Jenny Lewis comes across on her second album, Acid Tongue, like an indie pop star determined to prove the merits of her solo alt-country career. She throws around influences like Dolly Parton casually and boasts guest vocals by Elvis Costello. It’s an alright, but mostly confused-sounding album with tracks like “Black Sand,” which never really develops past its first piano-laden saccharine verse, in spite of orchestral prodding, and songs like “Pretty Bird,” which starts out in classic country, but loses all direction in adult contemporary. Some songs are just weak, with drab or out of place instrumentation and arrangements that sound too much like their influences to be much else.

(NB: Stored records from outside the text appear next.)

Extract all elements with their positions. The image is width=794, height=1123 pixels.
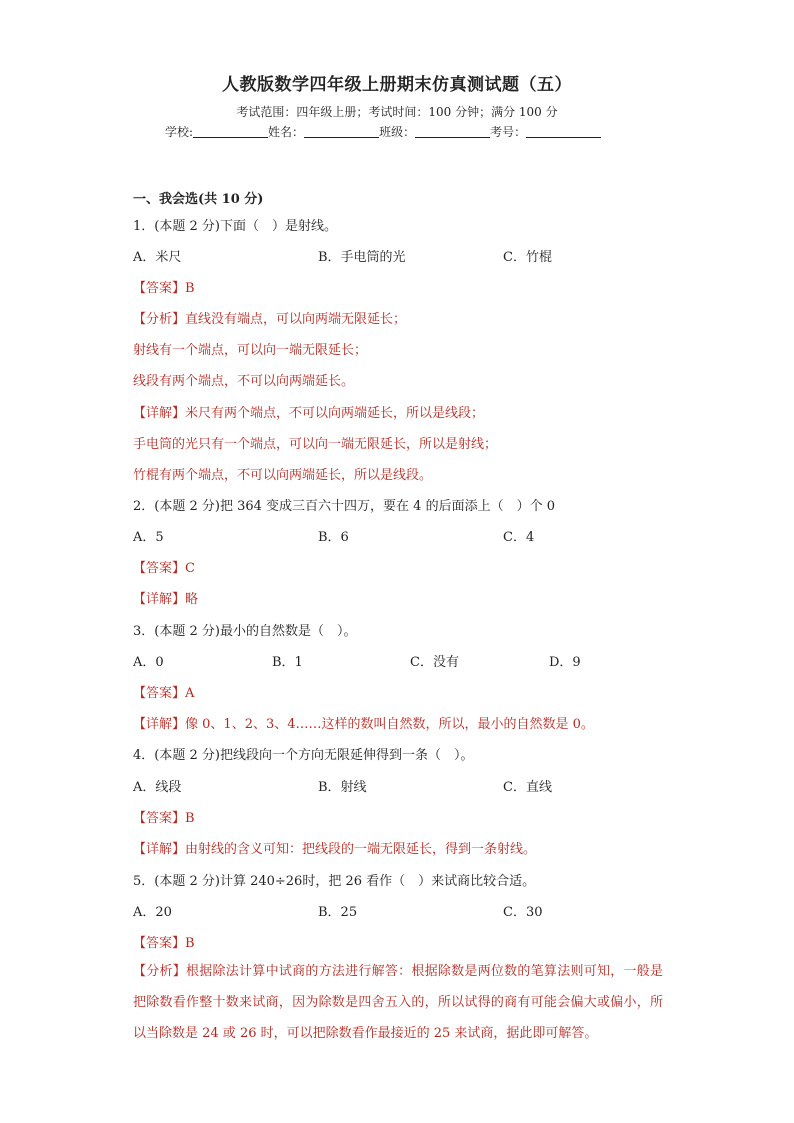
question-2-stem: 2．(本题 2 分)把 364 变成三百六十四万，要在 4 的后面添上（ ）个 0 xyxy=(133,499,555,514)
answer-tag: 【答案】 xyxy=(133,281,186,296)
school-blank xyxy=(193,125,268,138)
q3-answer xyxy=(133,682,194,701)
q1-analysis-2: 射线有一个端点，可以向一端无限延长； xyxy=(133,343,368,358)
exam-info: 考试范围：四年级上册；考试时间：100 分钟；满分 100 分 xyxy=(236,105,558,119)
analysis-text: 直线没有端点，可以向两端无限延长； xyxy=(185,312,407,327)
answer-value: B xyxy=(185,811,195,826)
q3-detail xyxy=(133,713,594,732)
answer-value: C xyxy=(185,561,195,576)
q1-detail-2: 手电筒的光只有一个端点，可以向一端无限延长，所以是射线； xyxy=(133,437,498,452)
q5-option-a: A．20 xyxy=(133,905,172,920)
detail-tag: 【详解】 xyxy=(133,842,186,857)
analysis-tag: 【分析】 xyxy=(133,964,187,979)
number-blank xyxy=(526,125,601,138)
q1-option-a: A．米尺 xyxy=(133,250,182,265)
detail-tag: 【详解】 xyxy=(133,406,186,421)
answer-tag: 【答案】 xyxy=(133,811,186,826)
answer-tag: 【答案】 xyxy=(133,561,186,576)
q5-answer xyxy=(133,932,195,951)
q5-analysis xyxy=(133,956,663,1049)
question-5-stem: 5．(本题 2 分)计算 240÷26时，把 26 看作（ ）来试商比较合适。 xyxy=(133,874,536,889)
q4-option-b: B．射线 xyxy=(318,780,367,795)
q1-detail-3: 竹棍有两个端点，不可以向两端延长，所以是线段。 xyxy=(133,468,433,483)
q4-detail xyxy=(133,838,536,857)
q3-option-b: B．1 xyxy=(272,655,303,670)
page-title: 人教版数学四年级上册期末仿真测试题（五） xyxy=(222,75,572,95)
answer-tag: 【答案】 xyxy=(133,936,186,951)
detail-tag: 【详解】 xyxy=(133,717,186,732)
detail-tag: 【详解】 xyxy=(133,592,186,607)
q4-option-a: A．线段 xyxy=(133,780,182,795)
class-label: 班级： xyxy=(379,125,416,139)
q1-option-c: C．竹棍 xyxy=(503,250,552,265)
answer-value: A xyxy=(185,686,195,701)
q3-option-d: D．9 xyxy=(549,655,581,670)
q1-analysis-1 xyxy=(133,308,406,327)
q2-answer xyxy=(133,557,195,576)
answer-value: B xyxy=(185,281,195,296)
q2-detail xyxy=(133,588,198,607)
q2-option-a: A．5 xyxy=(133,530,164,545)
answer-value: B xyxy=(185,936,195,951)
class-blank xyxy=(415,125,490,138)
answer-tag: 【答案】 xyxy=(133,686,186,701)
q1-answer xyxy=(133,277,195,296)
analysis-text: 根据除法计算中试商的方法进行解答：根据除数是两位数的笔算法则可知，一般是把除数看作整十数来试商，因为除数是四舍五入的，所以试得的商有可能会偏大或偏小，所以当除数是 24 或 26 时，可以把除数看作最接近的 25 来试商，据此即可解答。 xyxy=(133,964,663,1041)
detail-text: 像 0、1、2、3、4……这样的数叫自然数，所以，最小的自然数是 0。 xyxy=(185,717,594,732)
name-label: 姓名： xyxy=(268,125,305,139)
detail-text: 米尺有两个端点，不可以向两端延长，所以是线段； xyxy=(185,406,485,421)
student-info-fields xyxy=(165,123,601,140)
q5-option-c: C．30 xyxy=(503,905,543,920)
name-blank xyxy=(304,125,379,138)
q5-option-b: B．25 xyxy=(318,905,358,920)
q1-detail-1 xyxy=(133,402,484,421)
q1-analysis-3: 线段有两个端点，不可以向两端延长。 xyxy=(133,374,355,389)
q2-option-c: C．4 xyxy=(503,530,535,545)
q3-option-a: A．0 xyxy=(133,655,164,670)
question-1-stem: 1．(本题 2 分)下面（ ）是射线。 xyxy=(133,219,337,234)
q1-option-b: B．手电筒的光 xyxy=(318,250,406,265)
question-3-stem: 3．(本题 2 分)最小的自然数是（ ）。 xyxy=(133,624,357,639)
q3-option-c: C．没有 xyxy=(410,655,459,670)
analysis-tag: 【分析】 xyxy=(133,312,186,327)
question-4-stem: 4．(本题 2 分)把线段向一个方向无限延伸得到一条（ ）。 xyxy=(133,748,474,763)
number-label: 考号： xyxy=(490,125,527,139)
q4-answer xyxy=(133,807,195,826)
section-title: 一、我会选(共 10 分) xyxy=(133,192,264,207)
q2-option-b: B．6 xyxy=(318,530,349,545)
school-label: 学校: xyxy=(165,125,194,139)
detail-text: 略 xyxy=(185,592,199,607)
detail-text: 由射线的含义可知：把线段的一端无限延长，得到一条射线。 xyxy=(185,842,537,857)
q4-option-c: C．直线 xyxy=(503,780,552,795)
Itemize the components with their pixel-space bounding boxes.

In spite of its confusion, Acid Tongue deserves credit for maintaining an incredible tongue in cheek flavour that manifests in the almost slide blues stomp of “See Fernando,” and “Next Messiah,” an eight minute honky-tonk rock opera. Further to its humour, Lewis’ vocals, while sometimes a bit unimaginative, are consistently fitting and serve as the high points with the almost Mo-town pop song “Trying My Best to Love You,” the old country title track and “Bad Man’s World.”

Acid Tongue is an album where you can expect to hear influences more than the songs they’re paying homage to, but can also expect solid vocals, good singles and, as a small bonus, faux Polaroids of all the members of the band in the sleeve. Mediocre is perhaps too harsh a term for an album that generally sounds good, but fails to be engaging.